Wann fängt mein Leben an?
Bei Der Mann ohne Gravitation ist das anders. Zwar wird Oscar immer wieder davon sprechen, Superkräfte zu haben, nicht zuletzt weil er ein großer Fan von Batman ist. Der Netflix-Film erzählt jedoch nicht die Geschichte eines Helden. Im Gegenteil: Der Junge ohne Schwerkraft hat in erster Linie unter seiner Besonderheit zu leiden, da sie ihm ein normales Leben erschwert, streckenweise auch völlig unmöglich macht. Zwar lernt seine Familie mit der Zeit, sich irgendwie mit der Situation zu arrangieren und dem Kind alles etwas angenehmer zu machen. Doch das ist alles eher behelfsmäßig. Das größte Problem bleibt: Was wenn andere Menschen davon etwas mitbekommen?
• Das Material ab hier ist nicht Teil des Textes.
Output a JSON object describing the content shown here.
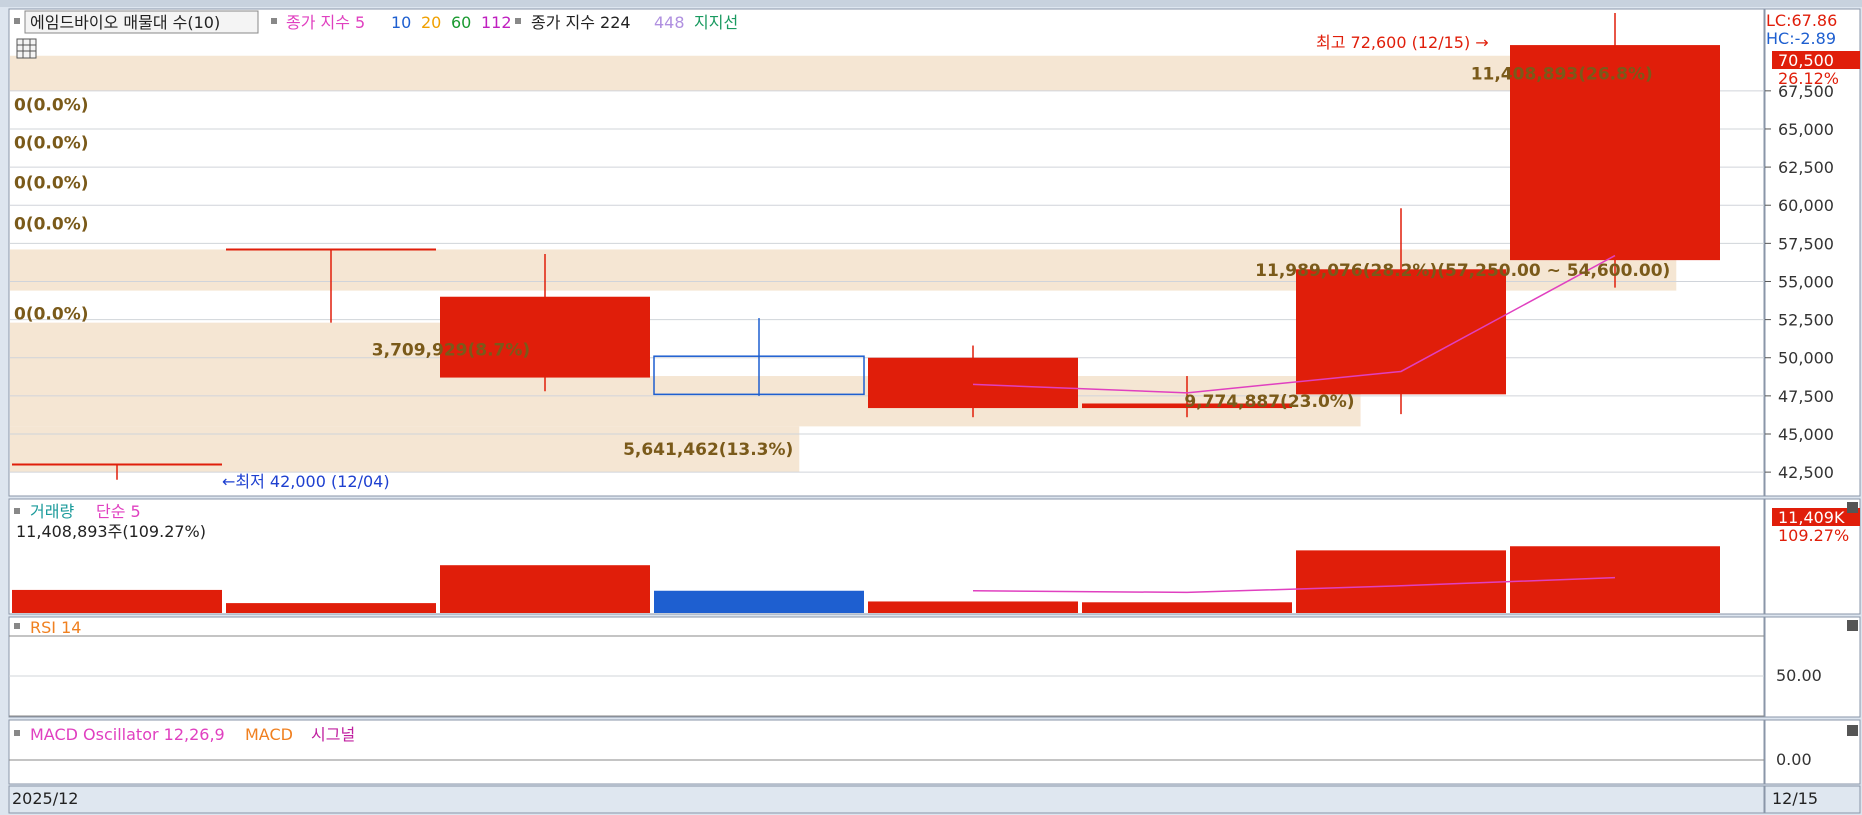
{
  "colors": {
    "up": "#e01e0a",
    "down": "#1e5fd0",
    "ma": "#e040c0",
    "volume_profile": "#f5e6d3",
    "volume_profile_text": "#7a5a1a",
    "panel_bg": "#ffffff",
    "frame_bg": "#dde5ef",
    "grid": "#d0d4da"
  },
  "price_panel": {
    "legend": [
      {
        "text": "에임드바이오 매물대 수(10)",
        "color": "#222222",
        "boxed": true
      },
      {
        "text": "종가 지수 5",
        "color": "#e040c0"
      },
      {
        "text": "10",
        "color": "#1e5fd0"
      },
      {
        "text": "20",
        "color": "#f0a000"
      },
      {
        "text": "60",
        "color": "#1a9a30"
      },
      {
        "text": "112",
        "color": "#c020c0"
      },
      {
        "text": "종가 지수 224",
        "color": "#222222"
      },
      {
        "text": "448",
        "color": "#b090e0"
      },
      {
        "text": "지지선",
        "color": "#1a9a60"
      }
    ],
    "table_icon": "grid-table-icon",
    "lc_label": "LC:67.86",
    "hc_label": "HC:-2.89",
    "current_price_tag": "70,500",
    "current_change_tag": "26.12%",
    "high_annotation": "최고 72,600 (12/15) →",
    "low_annotation": "←최저 42,000 (12/04)",
    "y_ticks": [
      "67,500",
      "65,000",
      "62,500",
      "60,000",
      "57,500",
      "55,000",
      "52,500",
      "50,000",
      "47,500",
      "45,000",
      "42,500"
    ]
  },
  "volume_panel": {
    "legend": [
      {
        "text": "거래량",
        "color": "#1a9a9a"
      },
      {
        "text": "단순 5",
        "color": "#e040c0"
      }
    ],
    "value_text": "11,408,893주(109.27%)",
    "right_tag": "11,409K",
    "right_pct": "109.27%"
  },
  "rsi_panel": {
    "legend": [
      {
        "text": "RSI 14",
        "color": "#f08020"
      }
    ],
    "tick": "50.00"
  },
  "macd_panel": {
    "legend": [
      {
        "text": "MACD Oscillator 12,26,9",
        "color": "#e040c0"
      },
      {
        "text": "MACD",
        "color": "#f08020"
      },
      {
        "text": "시그널",
        "color": "#c020a0"
      }
    ],
    "tick": "0.00"
  },
  "footer": {
    "left": "2025/12",
    "right": "12/15"
  },
  "chart_data": {
    "type": "candlestick",
    "y_range": [
      41000,
      72800
    ],
    "candles": [
      {
        "o": 43000,
        "h": 43000,
        "l": 42000,
        "c": 43000
      },
      {
        "o": 57100,
        "h": 57100,
        "l": 52300,
        "c": 57100
      },
      {
        "o": 48700,
        "h": 56800,
        "l": 47800,
        "c": 54000
      },
      {
        "o": 50100,
        "h": 52600,
        "l": 47500,
        "c": 47600
      },
      {
        "o": 46700,
        "h": 50800,
        "l": 46100,
        "c": 50000
      },
      {
        "o": 46700,
        "h": 48800,
        "l": 46100,
        "c": 47000
      },
      {
        "o": 47600,
        "h": 59800,
        "l": 46300,
        "c": 55800
      },
      {
        "o": 56400,
        "h": 72600,
        "l": 54600,
        "c": 70500
      }
    ],
    "ma_line": [
      {
        "i": 4,
        "v": 48250
      },
      {
        "i": 5,
        "v": 47700
      },
      {
        "i": 6,
        "v": 49100
      },
      {
        "i": 7,
        "v": 56700
      }
    ],
    "volume_profile": [
      {
        "low": 67500,
        "high": 69800,
        "extent": 0.94,
        "label": "11,408,893(26.8%)"
      },
      {
        "low": 54400,
        "high": 57100,
        "extent": 0.95,
        "label": "11,989,076(28.2%)(57,250.00 ~ 54,600.00)"
      },
      {
        "low": 48800,
        "high": 52300,
        "extent": 0.3,
        "label": "3,709,929(8.7%)"
      },
      {
        "low": 45500,
        "high": 48800,
        "extent": 0.77,
        "label": "9,774,887(23.0%)"
      },
      {
        "low": 42500,
        "high": 45500,
        "extent": 0.45,
        "label": "5,641,462(13.3%)"
      }
    ],
    "zero_labels": [
      {
        "price": 66600,
        "label": "0(0.0%)"
      },
      {
        "price": 64100,
        "label": "0(0.0%)"
      },
      {
        "price": 61500,
        "label": "0(0.0%)"
      },
      {
        "price": 58800,
        "label": "0(0.0%)"
      },
      {
        "price": 52900,
        "label": "0(0.0%)"
      }
    ],
    "volume": {
      "max": 11800000,
      "values": [
        2800000,
        1200000,
        5800000,
        2700000,
        1400000,
        1300000,
        7600000,
        8100000
      ],
      "ma5": [
        {
          "i": 4,
          "v": 2700000
        },
        {
          "i": 5,
          "v": 2500000
        },
        {
          "i": 6,
          "v": 3300000
        },
        {
          "i": 7,
          "v": 4300000
        }
      ]
    }
  }
}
Das hört sich ein bisschen nach den X-Men-Filmen an, in denen Mutanten mit Diskriminierung und Selbstzweifeln zu kämpfen haben. Doch Der Mann ohne Gravitation geht da einen anderen Weg. Zunächst einmal beginnt die italienische Produktion als Komödie. Schon die erste Szene, wenn Baby Oscar langsam an die Decke schwebt und nur von der Nabelschnur zurückgehalten wird, regt ein wenig zum Schmunzeln an. Und es werden noch weitere Szenen folgen, beispielsweise wenn Oma Alina sich einmischt – was sie anfangs ständig tut. Und doch verzichtet Regisseur und Co-Autor Marco Bonfanti darauf, diese kuriose Eigenheit des Jungen für billige Gags verbraten zu wollen. Chaotische Slapstick-Momente, in denen ein Missgeschick nach dem andere geschieht? Die gibt es nicht.
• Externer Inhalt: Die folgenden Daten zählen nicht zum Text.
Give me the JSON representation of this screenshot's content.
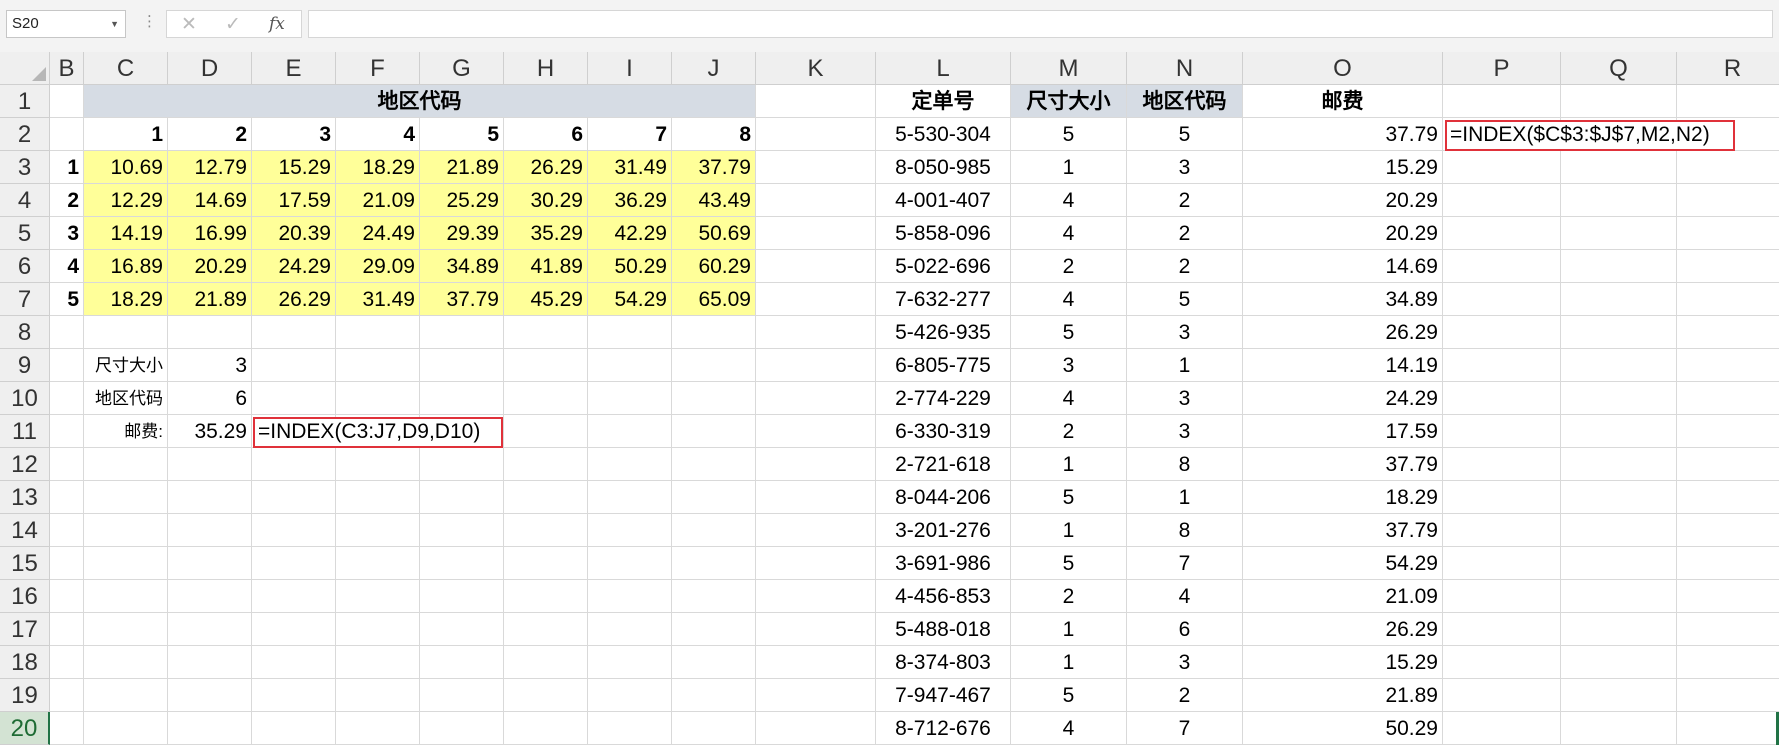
{
  "formula_bar": {
    "name_box": "S20",
    "dots": "⋮",
    "cancel_icon": "✕",
    "enter_icon": "✓",
    "fx_label": "fx",
    "formula": ""
  },
  "columns": [
    "B",
    "C",
    "D",
    "E",
    "F",
    "G",
    "H",
    "I",
    "J",
    "K",
    "L",
    "M",
    "N",
    "O",
    "P",
    "Q",
    "R"
  ],
  "rows": [
    "1",
    "2",
    "3",
    "4",
    "5",
    "6",
    "7",
    "8",
    "9",
    "10",
    "11",
    "12",
    "13",
    "14",
    "15",
    "16",
    "17",
    "18",
    "19",
    "20"
  ],
  "selected_row": "20",
  "left_table": {
    "title": "地区代码",
    "region_codes": [
      "1",
      "2",
      "3",
      "4",
      "5",
      "6",
      "7",
      "8"
    ],
    "size_codes": [
      "1",
      "2",
      "3",
      "4",
      "5"
    ],
    "values": [
      [
        "10.69",
        "12.79",
        "15.29",
        "18.29",
        "21.89",
        "26.29",
        "31.49",
        "37.79"
      ],
      [
        "12.29",
        "14.69",
        "17.59",
        "21.09",
        "25.29",
        "30.29",
        "36.29",
        "43.49"
      ],
      [
        "14.19",
        "16.99",
        "20.39",
        "24.49",
        "29.39",
        "35.29",
        "42.29",
        "50.69"
      ],
      [
        "16.89",
        "20.29",
        "24.29",
        "29.09",
        "34.89",
        "41.89",
        "50.29",
        "60.29"
      ],
      [
        "18.29",
        "21.89",
        "26.29",
        "31.49",
        "37.79",
        "45.29",
        "54.29",
        "65.09"
      ]
    ]
  },
  "lookup": {
    "size_label": "尺寸大小",
    "size_value": "3",
    "region_label": "地区代码",
    "region_value": "6",
    "postage_label": "邮费:",
    "postage_value": "35.29",
    "formula_note": "=INDEX(C3:J7,D9,D10)"
  },
  "right_table": {
    "headers": [
      "定单号",
      "尺寸大小",
      "地区代码",
      "邮费"
    ],
    "formula_note": "=INDEX($C$3:$J$7,M2,N2)",
    "rows": [
      [
        "5-530-304",
        "5",
        "5",
        "37.79"
      ],
      [
        "8-050-985",
        "1",
        "3",
        "15.29"
      ],
      [
        "4-001-407",
        "4",
        "2",
        "20.29"
      ],
      [
        "5-858-096",
        "4",
        "2",
        "20.29"
      ],
      [
        "5-022-696",
        "2",
        "2",
        "14.69"
      ],
      [
        "7-632-277",
        "4",
        "5",
        "34.89"
      ],
      [
        "5-426-935",
        "5",
        "3",
        "26.29"
      ],
      [
        "6-805-775",
        "3",
        "1",
        "14.19"
      ],
      [
        "2-774-229",
        "4",
        "3",
        "24.29"
      ],
      [
        "6-330-319",
        "2",
        "3",
        "17.59"
      ],
      [
        "2-721-618",
        "1",
        "8",
        "37.79"
      ],
      [
        "8-044-206",
        "5",
        "1",
        "18.29"
      ],
      [
        "3-201-276",
        "1",
        "8",
        "37.79"
      ],
      [
        "3-691-986",
        "5",
        "7",
        "54.29"
      ],
      [
        "4-456-853",
        "2",
        "4",
        "21.09"
      ],
      [
        "5-488-018",
        "1",
        "6",
        "26.29"
      ],
      [
        "8-374-803",
        "1",
        "3",
        "15.29"
      ],
      [
        "7-947-467",
        "5",
        "2",
        "21.89"
      ],
      [
        "8-712-676",
        "4",
        "7",
        "50.29"
      ]
    ]
  }
}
Das traurige Schicksal eines Nicht-Helden
Später nehmen diese humoristischen Einlagen ohnehin ab, wenn sich Der Mann ohne Gravitation zunehmend in ein Drama verwandelt. Oscar, jetzt berührend gespielt von Elio Germano, ist noch immer hin und her gerissen, was er mit seinem Leben und seinen Fähigkeiten anfangen soll. Sollte er sich verstecken vor dem Rest der Welt oder seine Schwerelosigkeit öffentlich machen? Dabei hat er die Wahl zwischen einem selbstbestimmten, aber einsamen Leben und einem in der Öffentlichkeit, die in ihm eine Kuriosität sieht, die man früher in einen Zirkus gesteckt hätte und von der windige Leute profitieren wollen. Das könnte Geld und Ruhm bringen. Aber bringt es auch das Glück?
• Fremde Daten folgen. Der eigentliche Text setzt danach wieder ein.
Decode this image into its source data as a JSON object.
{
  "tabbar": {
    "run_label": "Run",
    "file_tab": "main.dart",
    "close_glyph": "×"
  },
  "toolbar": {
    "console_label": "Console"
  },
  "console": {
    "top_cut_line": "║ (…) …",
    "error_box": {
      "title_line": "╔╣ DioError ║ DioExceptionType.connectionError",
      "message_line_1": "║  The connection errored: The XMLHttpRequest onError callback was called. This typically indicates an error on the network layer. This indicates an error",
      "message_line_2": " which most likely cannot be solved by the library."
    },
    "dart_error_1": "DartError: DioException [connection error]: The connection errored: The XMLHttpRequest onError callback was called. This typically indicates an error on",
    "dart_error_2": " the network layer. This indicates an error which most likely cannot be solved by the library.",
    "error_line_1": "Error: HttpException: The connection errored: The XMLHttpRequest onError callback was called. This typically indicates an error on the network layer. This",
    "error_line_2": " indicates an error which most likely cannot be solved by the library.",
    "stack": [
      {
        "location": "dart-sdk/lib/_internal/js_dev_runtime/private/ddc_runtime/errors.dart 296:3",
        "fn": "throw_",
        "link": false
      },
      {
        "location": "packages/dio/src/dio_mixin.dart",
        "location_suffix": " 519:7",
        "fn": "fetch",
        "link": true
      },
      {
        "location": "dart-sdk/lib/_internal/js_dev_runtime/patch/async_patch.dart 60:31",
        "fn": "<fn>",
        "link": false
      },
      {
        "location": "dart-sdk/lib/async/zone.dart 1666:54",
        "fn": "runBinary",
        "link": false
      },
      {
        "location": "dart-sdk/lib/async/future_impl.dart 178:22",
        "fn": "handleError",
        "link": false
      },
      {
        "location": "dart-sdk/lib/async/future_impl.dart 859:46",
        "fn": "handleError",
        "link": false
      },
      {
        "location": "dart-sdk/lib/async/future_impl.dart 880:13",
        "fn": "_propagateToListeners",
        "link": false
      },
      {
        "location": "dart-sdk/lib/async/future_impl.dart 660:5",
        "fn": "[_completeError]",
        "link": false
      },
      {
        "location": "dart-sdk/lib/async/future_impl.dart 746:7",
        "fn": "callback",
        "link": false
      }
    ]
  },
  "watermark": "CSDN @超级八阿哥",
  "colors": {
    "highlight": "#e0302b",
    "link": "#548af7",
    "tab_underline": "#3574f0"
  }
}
Der Mann ohne Gravitation ist dann auch deutlich nachdenklicher als vergleichbare Geschichten, verzichtet auf Action und Spektakel, gibt keine Erklärungen, ist insgesamt deutlich ambivalenter. Und trauriger. Bonfanti erzählt von einem Kampf um Würde und Selbstbestimmtheit, wenn das Schicksal nicht so mitspielt, von der Suche nach Trost und Identität. Das geht besonders später zu Herzen, wenn das Glück an den unerwarteten Orten wartet, der Film auch eine leicht magische Note erhält. Leider war Netflix wie kürzlich schon bei Seventeen wohl der Ansicht, dass leise, leicht skurrile Tragikomödien kein größeres Publikum ansprechen, und verzichtete daher auf eine Synchronisation. Wer sich nicht an Untertiteln stört oder mit der erneut minderwertigen englischen Vertonung leben kann, sollte dieser ganz anderen Heldengeschichte mal eine Chance geben. Verdient hätte sie es.